Fils de Louis Berruyer et de Anne Brochet, il naît à Lyon sans doute le 6 octobre 1741 (il est souvent fait mention de la date du 10 janvier 1738 ; cet acte existe aussi, et on a sur les deux le même prénom, et les mêmes parents. Comme il a un frère nommé Jean-Baptiste, et que c’est le prénom du parrain de celui de 1738, il est probable qu’il soit bien né en 1741, et qu’il a plus ou moins volontairement profité de ce doublon pour se vieillir).

Hériter d'une longue tradition familiale, son père Louis est marchand tireur d’or (artisan qui, par privilège royal, bat et file l'or ou l'argent afin de mettre en forme le métal puis de l'étirer en fils ; à l’époque, les fils d’or mélangés à la soie étaient réservés à la fabrication des vêtements de la noblesse et du clergé. Vous pouvez télécharger ici l'article de L'Encyclopédie de Diderot dédiée aux tireurs d'or), Louis était le fils de Claude Berrier, tireur d’or à Trévoux sur Dombes, près de Lyon.

Tireurs d'or
Tireurs d'or Tireur d'or

 La guerre de Sept Ans

Il s’engage au régiment de Talaru-Infanterie (devenu plus tard Aumont-infanterie) le 17 février 1751. Il est promu sergent en 1756 et embarque sur la frégate La Galise appartenant aux vaisseaux de M. de la Galissonnière, afin de participer au siège de Port-Mahon à Minorque lors de la Guerre de Sept Ans (sur cette guerre : site 1, site 2, site 3, site 4), où les anglais de l'amiral Byng furent battus. Il part alors en Allemagne de 1757 à 1762, participe à la victoire d'Estrée à Hastenbeck (le 26 juillet 1757 ; carte) puis à la capitulation des Anglo-Hollandais devant Richelieu à Klostersevern (8 septembre 1757), à la défaite de Rossbach (le 5 novembre 1757, cette bataille fut un des plus grands exploits de Frédéric II, roi de Prusse, et contribua le plus à le maintenir sur son trône, attaqué par la France, la Russie et l’Autriche ; carte ; ce fut un désastre pour M. de Soubise), à la bataille de Soest (octobre 1758) où il reçoit sept blessures (dont une si grave qu'on n'a pu lui sauver la vie qu'en le trépanant) et est fait prisonnier, puis à la victoire de Broglie à Bergen (13 avril 1759) et à la défaite de Contades à Minden (1er août 1759).
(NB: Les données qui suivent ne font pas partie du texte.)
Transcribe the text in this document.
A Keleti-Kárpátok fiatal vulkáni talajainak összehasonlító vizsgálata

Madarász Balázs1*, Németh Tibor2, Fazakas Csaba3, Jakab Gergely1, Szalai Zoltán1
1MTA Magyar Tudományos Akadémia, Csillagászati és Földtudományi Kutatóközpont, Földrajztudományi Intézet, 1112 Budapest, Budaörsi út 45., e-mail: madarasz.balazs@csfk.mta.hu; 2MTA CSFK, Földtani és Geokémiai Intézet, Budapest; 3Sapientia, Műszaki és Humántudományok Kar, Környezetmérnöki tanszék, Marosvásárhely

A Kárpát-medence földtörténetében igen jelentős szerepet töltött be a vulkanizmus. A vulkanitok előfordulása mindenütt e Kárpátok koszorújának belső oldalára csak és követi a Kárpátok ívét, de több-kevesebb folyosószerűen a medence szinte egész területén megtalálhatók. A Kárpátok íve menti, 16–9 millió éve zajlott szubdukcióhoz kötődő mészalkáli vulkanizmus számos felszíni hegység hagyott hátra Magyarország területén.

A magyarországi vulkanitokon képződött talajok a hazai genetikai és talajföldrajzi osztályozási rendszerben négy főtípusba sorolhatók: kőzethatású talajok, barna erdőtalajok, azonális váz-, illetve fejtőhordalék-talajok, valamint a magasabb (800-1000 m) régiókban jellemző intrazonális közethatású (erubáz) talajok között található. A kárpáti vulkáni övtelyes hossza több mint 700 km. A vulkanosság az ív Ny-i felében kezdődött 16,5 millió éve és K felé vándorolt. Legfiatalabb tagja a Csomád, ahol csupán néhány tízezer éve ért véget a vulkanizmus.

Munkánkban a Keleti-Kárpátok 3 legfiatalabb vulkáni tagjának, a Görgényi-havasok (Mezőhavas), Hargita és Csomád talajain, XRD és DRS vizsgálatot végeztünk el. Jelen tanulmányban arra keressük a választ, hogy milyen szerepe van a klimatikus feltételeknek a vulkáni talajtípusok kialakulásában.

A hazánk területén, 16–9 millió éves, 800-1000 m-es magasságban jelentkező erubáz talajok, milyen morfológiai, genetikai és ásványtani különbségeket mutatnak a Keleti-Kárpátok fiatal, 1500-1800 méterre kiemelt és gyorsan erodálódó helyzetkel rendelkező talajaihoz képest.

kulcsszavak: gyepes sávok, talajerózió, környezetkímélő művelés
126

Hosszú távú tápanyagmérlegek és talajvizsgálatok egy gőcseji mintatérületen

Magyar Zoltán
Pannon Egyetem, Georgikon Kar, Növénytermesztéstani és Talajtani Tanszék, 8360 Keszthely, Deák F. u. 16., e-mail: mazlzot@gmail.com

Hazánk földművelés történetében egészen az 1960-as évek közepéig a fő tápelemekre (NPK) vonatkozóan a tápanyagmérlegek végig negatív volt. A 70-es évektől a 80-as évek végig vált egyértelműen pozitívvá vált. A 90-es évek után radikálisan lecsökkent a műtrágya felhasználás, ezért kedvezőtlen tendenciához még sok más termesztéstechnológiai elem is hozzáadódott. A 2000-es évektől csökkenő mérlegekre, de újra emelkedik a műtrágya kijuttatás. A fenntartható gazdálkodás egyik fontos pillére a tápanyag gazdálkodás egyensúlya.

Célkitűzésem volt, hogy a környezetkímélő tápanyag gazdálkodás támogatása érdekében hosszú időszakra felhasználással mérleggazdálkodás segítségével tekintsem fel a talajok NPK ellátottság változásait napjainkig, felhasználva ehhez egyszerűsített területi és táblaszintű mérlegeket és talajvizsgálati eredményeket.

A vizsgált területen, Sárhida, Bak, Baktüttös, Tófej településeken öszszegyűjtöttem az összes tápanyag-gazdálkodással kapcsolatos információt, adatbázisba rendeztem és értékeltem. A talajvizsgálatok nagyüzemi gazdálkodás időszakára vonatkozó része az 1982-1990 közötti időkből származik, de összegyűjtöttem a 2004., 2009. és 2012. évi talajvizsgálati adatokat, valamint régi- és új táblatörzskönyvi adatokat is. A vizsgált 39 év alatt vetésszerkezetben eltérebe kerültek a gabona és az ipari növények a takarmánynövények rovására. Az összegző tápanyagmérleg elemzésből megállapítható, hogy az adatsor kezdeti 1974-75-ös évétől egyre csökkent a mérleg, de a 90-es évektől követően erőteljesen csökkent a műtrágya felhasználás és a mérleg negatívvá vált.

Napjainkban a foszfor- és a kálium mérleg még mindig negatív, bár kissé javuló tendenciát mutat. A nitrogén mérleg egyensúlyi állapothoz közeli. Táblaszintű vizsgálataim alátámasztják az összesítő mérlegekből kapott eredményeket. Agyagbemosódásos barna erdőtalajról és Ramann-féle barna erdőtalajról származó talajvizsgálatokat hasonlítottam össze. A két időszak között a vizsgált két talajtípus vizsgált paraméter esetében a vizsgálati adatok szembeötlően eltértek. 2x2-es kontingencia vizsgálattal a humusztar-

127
Il quitte le service le 21 septembre 1759, mais y revient 18 mois plus tard et le 20 février 1761, on le trouve cornette de dragons (Le cornette était un sous-lieutenant qui portait l’étendard déployé à l’une des extrémités ou «cornes» de la compagnie. L’officier était donc particulièrement exposé. Ses débuts de carrière furent donc modestes. C’était le grade le plus bas de la cavalerie. Jean-François fut donc probablement chargé, à ses débuts, de travaux peu gratifiants : donner de la nourriture aux chevaux, soigner les soldats. Il devait faire ses preuves) dans les volontaires de Soubise, plus tard légion de Soubise. Il retourne alors en Allemagne où il reçoit cinq blessures, prend part aux batailles de Willingshausen (15 juillet 1761) et de Wilhemstadt ; il se signale dans la retraite de Ziegenheim à la tête d'un détachement de 60 hommes, en arrêtant une colonne ennemie dans un défilé où il reçoit deux coups de sabre et un coup de feu, et fait prisonnier un officier général des troupes prussiennes commandant une division. Il devient lieutenant de dragons en 1762 (le 16 mars), et enfin est réformé à la paix de 1763 (le 21 avril).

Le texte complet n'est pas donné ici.